Maltese launch a new fund regime - but will it be a NAIF to attract investors?
In an attempt to keep pace with the new Luxembourg RAIF and Irish ICAV QIAIF regimes, the Malta Financial Services Authority (MFSA) is introducing, perhaps as soon as the end of May 2016, a new investment fund framework for Notified Alternative Investment Funds (NAIFs).
Summary
In an attempt to keep pace with the new Luxembourg RAIF and Irish ICAV QIAIF regimes, the Malta Financial Services Authority (MFSA) is introducing, perhaps as soon as the end of May 2016, a new investment fund framework for Notified Alternative Investment Funds (NAIFs).
Under the new regime, AIFs which meet certain conditions can be “notified” to the MFSA - thereby becoming a NAIF. Unlike the current Malta professional investor fund (PIF) regime, such NAIFs will not need to be licensed by the MFSA nor will they be subject to ongoing regulation by it.
The new regime has two major advantages:
- time to market - since, unlike a Maltese PIF structure, a NAIF will not need to go through the MFSA’s authorisation process, it should be possible for it to be added to the MFSA’s online ”List of NAIFs in good standing” within ten business days of filing a complete notification pack, and
- given that the NAIF is an EU product, the AIFMD marketing passport will be available in relation to it, so a NAIF can be marketed cross-border to professional investors within the EEA without further regulatory obstacles being imposed.
For a review of the pros and cons of the alternative frameworks in Luxembourg, Ireland and Malta, see our elexica article The rise of the flexible Euro-AIF - a passport to success?
Looking in more detail at the proposed framework for NAIFs:
What funds can be NAIFs?
A NAIF is:
- an AIF
- not already licensed by the MFSA
- promoted only to Professional Investors and Qualifying Investors (see below), and
- managed by a full-scope AIFM, authorised (so, for the time being at least, EEA only) and regulated under the AIFMD.
A NAIF may be either open- or closed-ended and can be established as any legal structure currently allowed under Maltese law.
In addition to already licensed or self-managed AIFs, an AIF which invests in non-financial assets such as physical commodities, real estate or works of art cannot become a NAIF.
Who can invest in a NAIF?
NAIFs may be promoted to either:
- professional investors (either per se or elective) as under the MiFID definition or
- qualifying investors.1
in each case subject to any other restrictions on marketing applicable in the relevant jurisdiction.
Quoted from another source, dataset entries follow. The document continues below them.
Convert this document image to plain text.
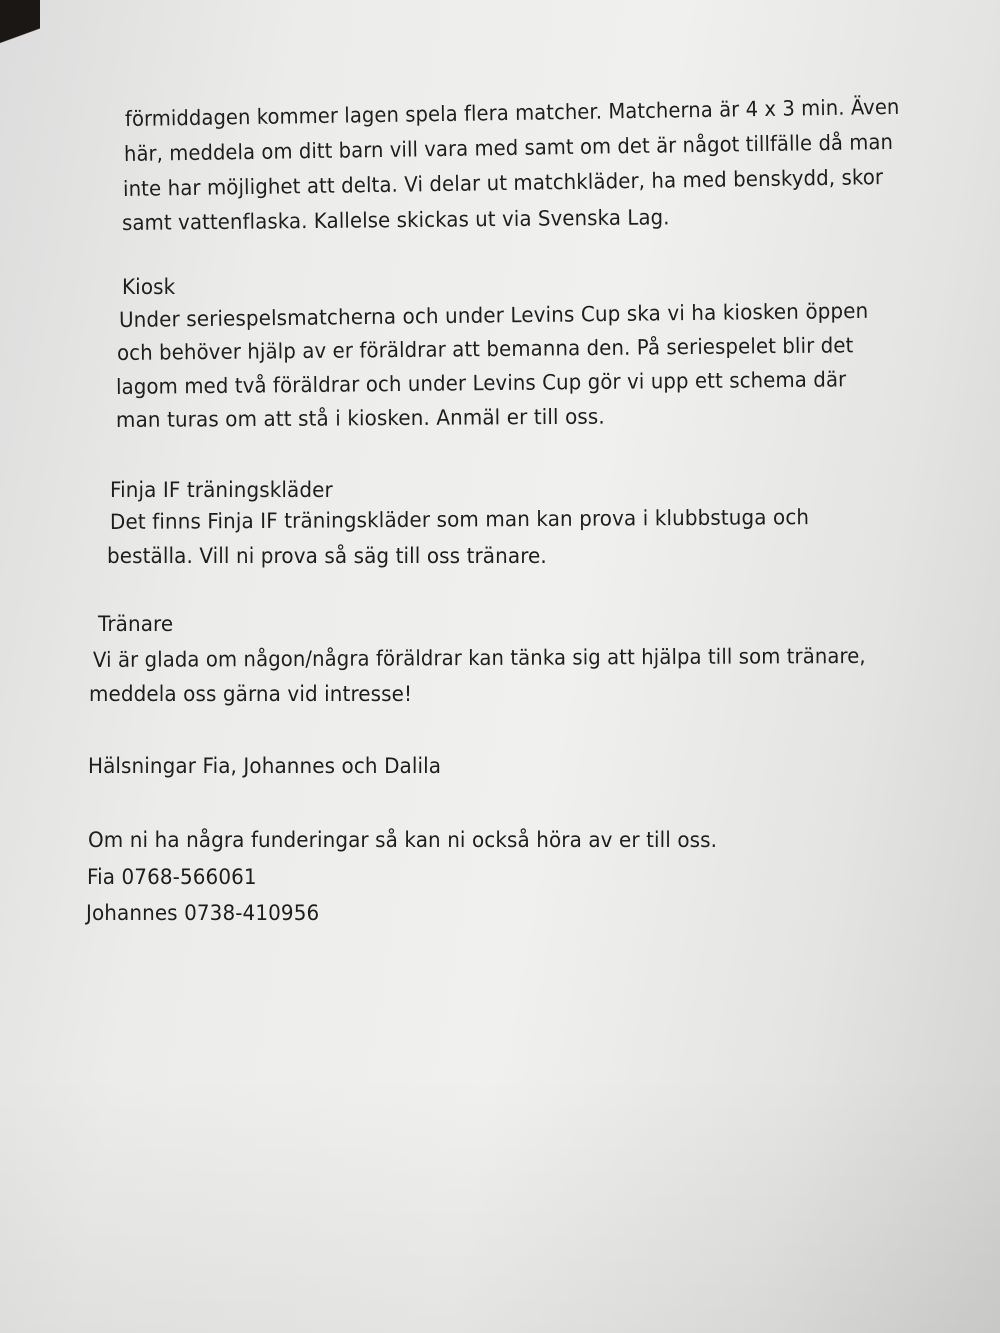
förmiddagen kommer lagen spela flera matcher. Matcherna är 4 x 3 min. Även

här, meddela om ditt barn vill vara med samt om det är något tillfälle då man

inte har möjlighet att delta. Vi delar ut matchkläder, ha med benskydd, skor

samt vattenflaska. Kallelse skickas ut via Svenska Lag.

Kiosk

Under seriespelsmatcherna och under Levins Cup ska vi ha kiosken öppen

och behöver hjälp av er föräldrar att bemanna den. På seriespelet blir det

lagom med två föräldrar och under Levins Cup gör vi upp ett schema där

man turas om att stå i kiosken. Anmäl er till oss.

Finja IF träningskläder

Det finns Finja IF träningskläder som man kan prova i klubbstuga och

beställa. Vill ni prova så säg till oss tränare.

Tränare

Vi är glada om någon/några föräldrar kan tänka sig att hjälpa till som tränare,

meddela oss gärna vid intresse!

Hälsningar Fia, Johannes och Dalila

Om ni ha några funderingar så kan ni också höra av er till oss.

Fia 0768-566061

Johannes 0738-410956
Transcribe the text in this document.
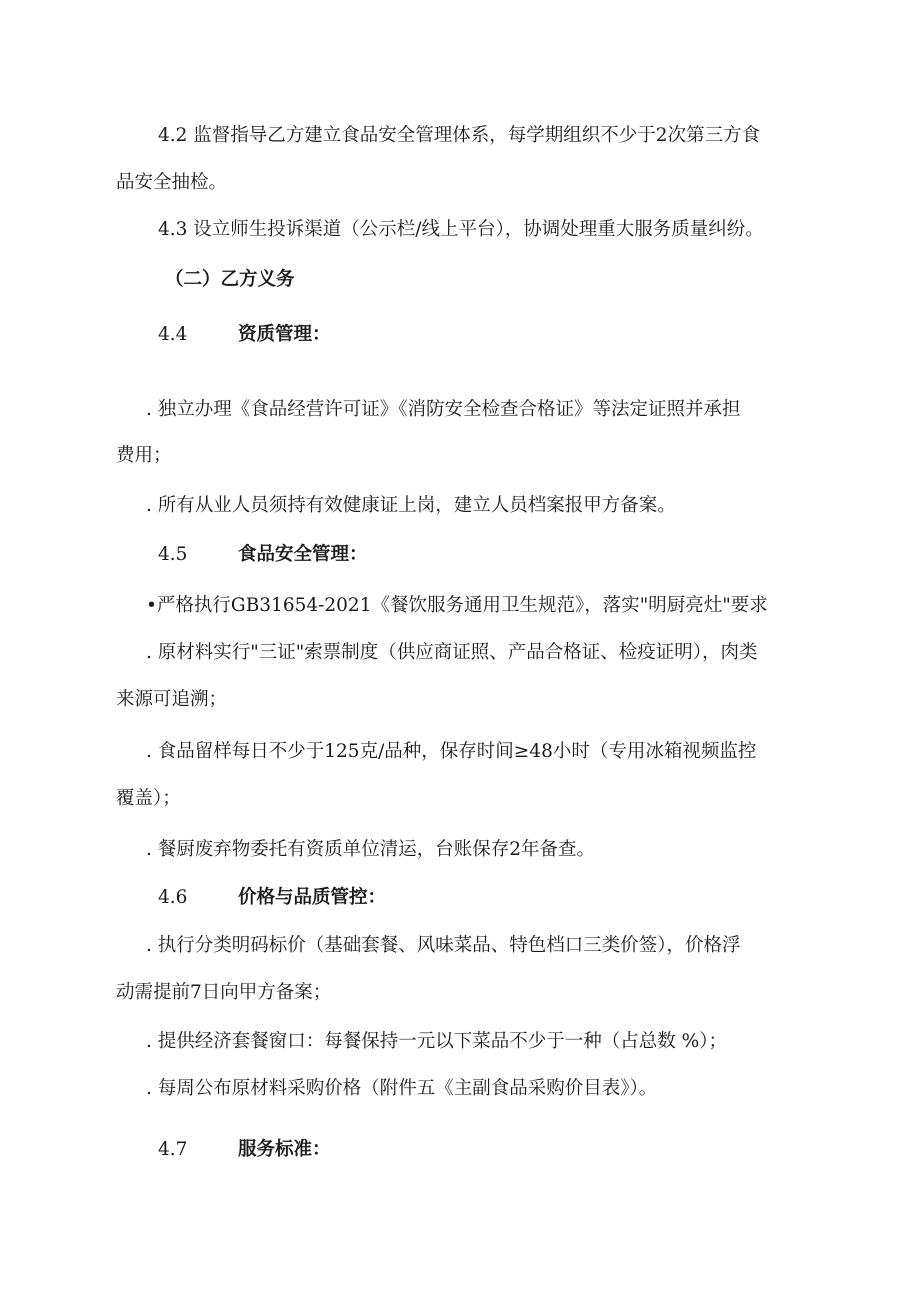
4.2 监督指导乙方建立食品安全管理体系，每学期组织不少于2次第三方食
品安全抽检。
4.3 设立师生投诉渠道（公示栏/线上平台），协调处理重大服务质量纠纷。
（二）乙方义务
4.4	资质管理：
. 独立办理《食品经营许可证》《消防安全检查合格证》等法定证照并承担
费用；
. 所有从业人员须持有效健康证上岗，建立人员档案报甲方备案。
4.5	食品安全管理：
•严格执行GB31654-2021《餐饮服务通用卫生规范》，落实"明厨亮灶"要求
. 原材料实行"三证"索票制度（供应商证照、产品合格证、检疫证明），肉类
来源可追溯；
. 食品留样每日不少于125克/品种，保存时间≥48小时（专用冰箱视频监控
覆盖）；
. 餐厨废弃物委托有资质单位清运，台账保存2年备查。
4.6	价格与品质管控：
. 执行分类明码标价（基础套餐、风味菜品、特色档口三类价签），价格浮
动需提前7日向甲方备案；
. 提供经济套餐窗口：每餐保持一元以下菜品不少于一种（占总数 %）；
. 每周公布原材料采购价格（附件五《主副食品采购价目表》）。
4.7	服务标准：
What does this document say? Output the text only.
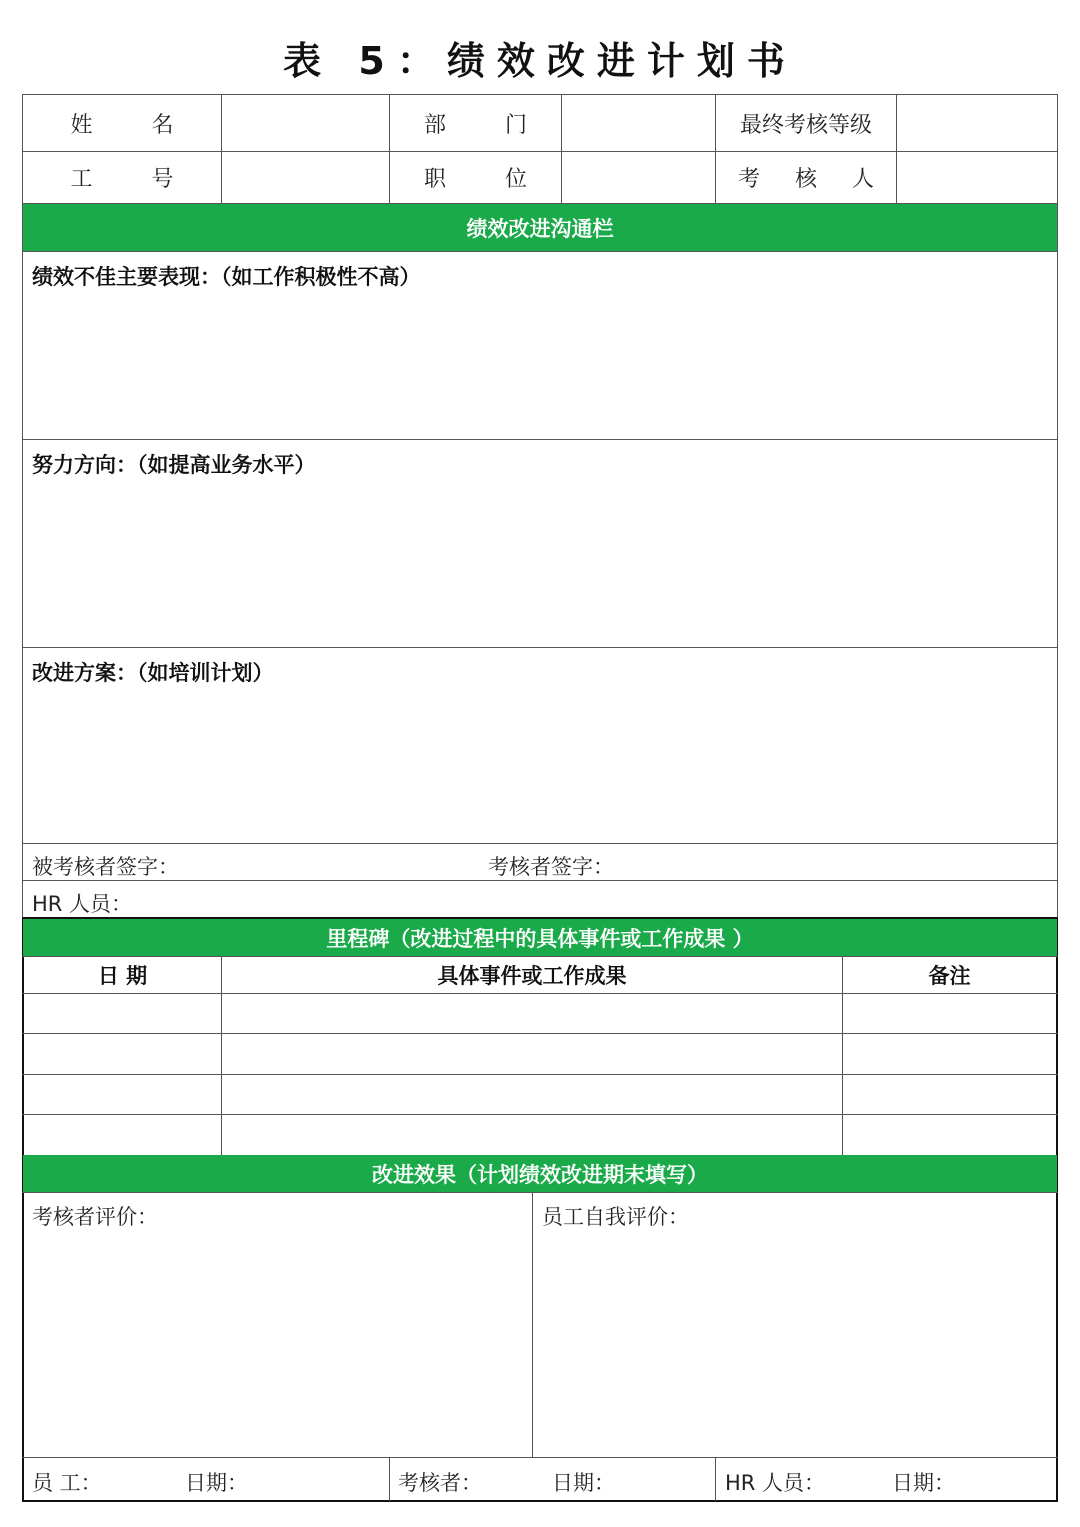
表 5：绩效改进计划书
姓 名	部 门	最终考核等级
工 号	职 位	考 核 人
绩效改进沟通栏
绩效不佳主要表现：（如工作积极性不高）
努力方向：（如提高业务水平）
改进方案：（如培训计划）
被考核者签字：	考核者签字：
HR 人员：
里程碑（改进过程中的具体事件或工作成果 ）
日 期	具体事件或工作成果	备注
改进效果（计划绩效改进期末填写）
考核者评价：	员工自我评价：
员 工：	日期：	考核者：	日期：	HR 人员：	日期：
For example, when marketing a NAIF in an EEA Member State under the AIFMD marketing passport, the NAIF may only be promoted to QIs who are not “professional investors” to the extent permitted in that EEA Member State.
How does an AIF become a NAIF?
The notification process comprises four key steps:
- the AIF’s governing body must pass a resolution approving a prospectus which complies with the requirements set out in the Maltese “Investment Services Rules for Investment Service Providers”
- within 30 days, the AIFM must submit a duly completed notification request to the MFSA
- within ten business days of a duly completed notification pack being filed with it, the MFSA will include the NAIF on its online “List of Notified AIFs in good standing”, and
- the prospectus is then dated.
At present, notification requests may only be submitted by an EEA AIFM (and one which is either licensed by the MFSA or in possession of a management passport under the AIFMD). However, a third country AIFM will be able to submit requests once the country in which it is established has been granted passporting rights pursuant to the AIFMD
The MFSA makes it clear that inclusion on its List does not imply that the NAIF is authorised, licensed or in any way approved by the regulator.
(Making changes to the NAIF’s prospectus follows essentially the same process - within 30 days of the AIF’s governing body passing a resolution approving the amendments, the AIFM submits the amended prospectus and the MFSA acknowledges the updated prospectus within ten business days of filing.)
A number of details regarding the new regime, however, remain to be clarified and the MFSA is expected:
- to confirm whether existing schemes will be able to switch to the new framework
- to make available a pro forma prospectus as well as templates and further documentation to assist fund managers.
Next steps?
The MFSA anticipates that it will be in a position to receive notification requests before the end of Q2 2016 and possibly as soon as the end of May 2016.
1 To be a Qualifying Investor, an investor must:
- invest a minimum of €100,000 in the NAIF and
- provide a written declaration to the NAIF and to the AIFM that they are aware of and accept the risk of investing and
- satisfy at least one of the following criteria:
- a body corporate with (or part of a group with) net assets in excess of €750,000
- an unincorporated body or association with net assets in excess of €750,000
- a trust, the net value of whose assets is in excess of €750,000
- an individual whose net worth (or joint net worth with their spouse) is in excess of €750,000
- a senior employee or Director of Service Providers to the NAIF.